And as for high cadence, it's really something you have to work at with your leg muscles. You need to think more of pedaling in tight circles, than pedaling up and down.


----------



## pdh777 (Oct 7, 2005)

Black box is on the right track on this one. If you pull through the stroke your butt will calm right down - practice this and your pedaling technique will folllow.

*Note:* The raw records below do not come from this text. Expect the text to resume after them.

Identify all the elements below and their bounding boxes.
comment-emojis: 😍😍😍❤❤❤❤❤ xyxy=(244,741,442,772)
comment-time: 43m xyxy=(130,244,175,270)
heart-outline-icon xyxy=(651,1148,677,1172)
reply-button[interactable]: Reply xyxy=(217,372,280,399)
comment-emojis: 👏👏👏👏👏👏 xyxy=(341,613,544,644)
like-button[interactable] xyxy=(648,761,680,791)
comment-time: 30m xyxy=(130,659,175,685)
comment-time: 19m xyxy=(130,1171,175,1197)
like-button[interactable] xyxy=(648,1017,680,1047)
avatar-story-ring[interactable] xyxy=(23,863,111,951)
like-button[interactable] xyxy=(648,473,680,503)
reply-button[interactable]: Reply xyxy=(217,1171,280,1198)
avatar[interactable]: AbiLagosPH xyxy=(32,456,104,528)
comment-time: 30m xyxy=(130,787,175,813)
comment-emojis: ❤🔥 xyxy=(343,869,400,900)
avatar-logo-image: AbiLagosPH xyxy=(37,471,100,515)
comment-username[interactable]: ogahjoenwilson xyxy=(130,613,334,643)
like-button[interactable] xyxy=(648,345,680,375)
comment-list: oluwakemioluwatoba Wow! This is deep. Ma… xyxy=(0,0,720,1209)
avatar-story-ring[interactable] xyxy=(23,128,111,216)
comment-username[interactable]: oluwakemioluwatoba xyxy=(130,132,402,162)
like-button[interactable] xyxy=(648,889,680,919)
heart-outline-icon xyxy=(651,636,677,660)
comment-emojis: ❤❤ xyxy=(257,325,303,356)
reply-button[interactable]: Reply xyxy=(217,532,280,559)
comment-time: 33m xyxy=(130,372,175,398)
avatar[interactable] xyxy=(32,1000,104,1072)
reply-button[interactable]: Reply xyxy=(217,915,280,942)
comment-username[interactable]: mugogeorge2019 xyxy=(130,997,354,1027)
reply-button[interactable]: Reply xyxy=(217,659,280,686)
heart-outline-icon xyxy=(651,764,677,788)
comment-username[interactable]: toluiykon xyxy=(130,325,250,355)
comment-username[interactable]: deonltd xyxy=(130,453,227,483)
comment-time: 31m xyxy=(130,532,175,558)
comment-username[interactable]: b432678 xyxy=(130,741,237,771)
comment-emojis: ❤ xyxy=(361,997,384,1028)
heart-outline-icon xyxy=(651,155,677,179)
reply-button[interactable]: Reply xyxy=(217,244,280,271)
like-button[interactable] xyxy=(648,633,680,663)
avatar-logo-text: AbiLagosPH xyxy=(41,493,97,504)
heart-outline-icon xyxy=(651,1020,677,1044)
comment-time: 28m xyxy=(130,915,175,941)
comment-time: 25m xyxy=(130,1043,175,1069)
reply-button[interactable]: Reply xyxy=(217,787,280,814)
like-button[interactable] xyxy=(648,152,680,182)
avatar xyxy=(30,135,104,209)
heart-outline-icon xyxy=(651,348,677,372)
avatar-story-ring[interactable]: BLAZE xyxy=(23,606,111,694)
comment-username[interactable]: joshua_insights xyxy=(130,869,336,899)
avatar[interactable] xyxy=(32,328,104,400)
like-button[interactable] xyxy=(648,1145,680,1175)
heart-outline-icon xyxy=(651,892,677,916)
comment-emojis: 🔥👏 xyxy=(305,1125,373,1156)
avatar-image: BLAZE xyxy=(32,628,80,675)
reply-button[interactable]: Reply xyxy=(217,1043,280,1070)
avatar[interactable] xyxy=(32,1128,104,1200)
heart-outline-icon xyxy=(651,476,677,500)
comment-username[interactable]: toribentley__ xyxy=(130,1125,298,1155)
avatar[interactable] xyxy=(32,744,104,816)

As is too often the case with beginners - they focus on the push only - pull is just as critical for pedaling circles.


----------



## ZoSoSwiM (Mar 7, 2008)

I came from mountain biking.. I was always told smooth pedals.. less wheel slip. So I never had a super high cadence but I had a decently smooth stroke. Once I started road biking I didn't have a cadence monitor. I spun at what I felt like. Then the next year I got a heart rate monitor and cadence sensor. I found I was averaging around 83 for most rides. Since then I've worked on getting a higher average during all my rides. 

Now that I've consciously worked on it my average cadence over a week or month is now closer to 90. However at any given time I am comfortable spinning 105 with no bounce and low heart rate. I start getting bouncy around 115 and totally lose it around 125. That high of a cadence is worthless though. (except for a sprint I guess)...

My point I suppose is that it's taken me time to get really comfortable at higher cadences. My friend struggles to keep smooth at 85... he's always been a masher. My knees hurt less now that I spin higher speeds. I'm sure my overall average for a week or month would be higher but any coasting, soft pedaling, and hills throw it off.


----------



## hrumpole (Jun 17, 2008)

Same way. My butt starts bouncing all over the place once I get above 110-115--the form just falls apart. Since I never spin at above 105 (and am mostly around 95) and am really comfortable there, I don't know the point of doing that 'cept perhaps on descents.


----------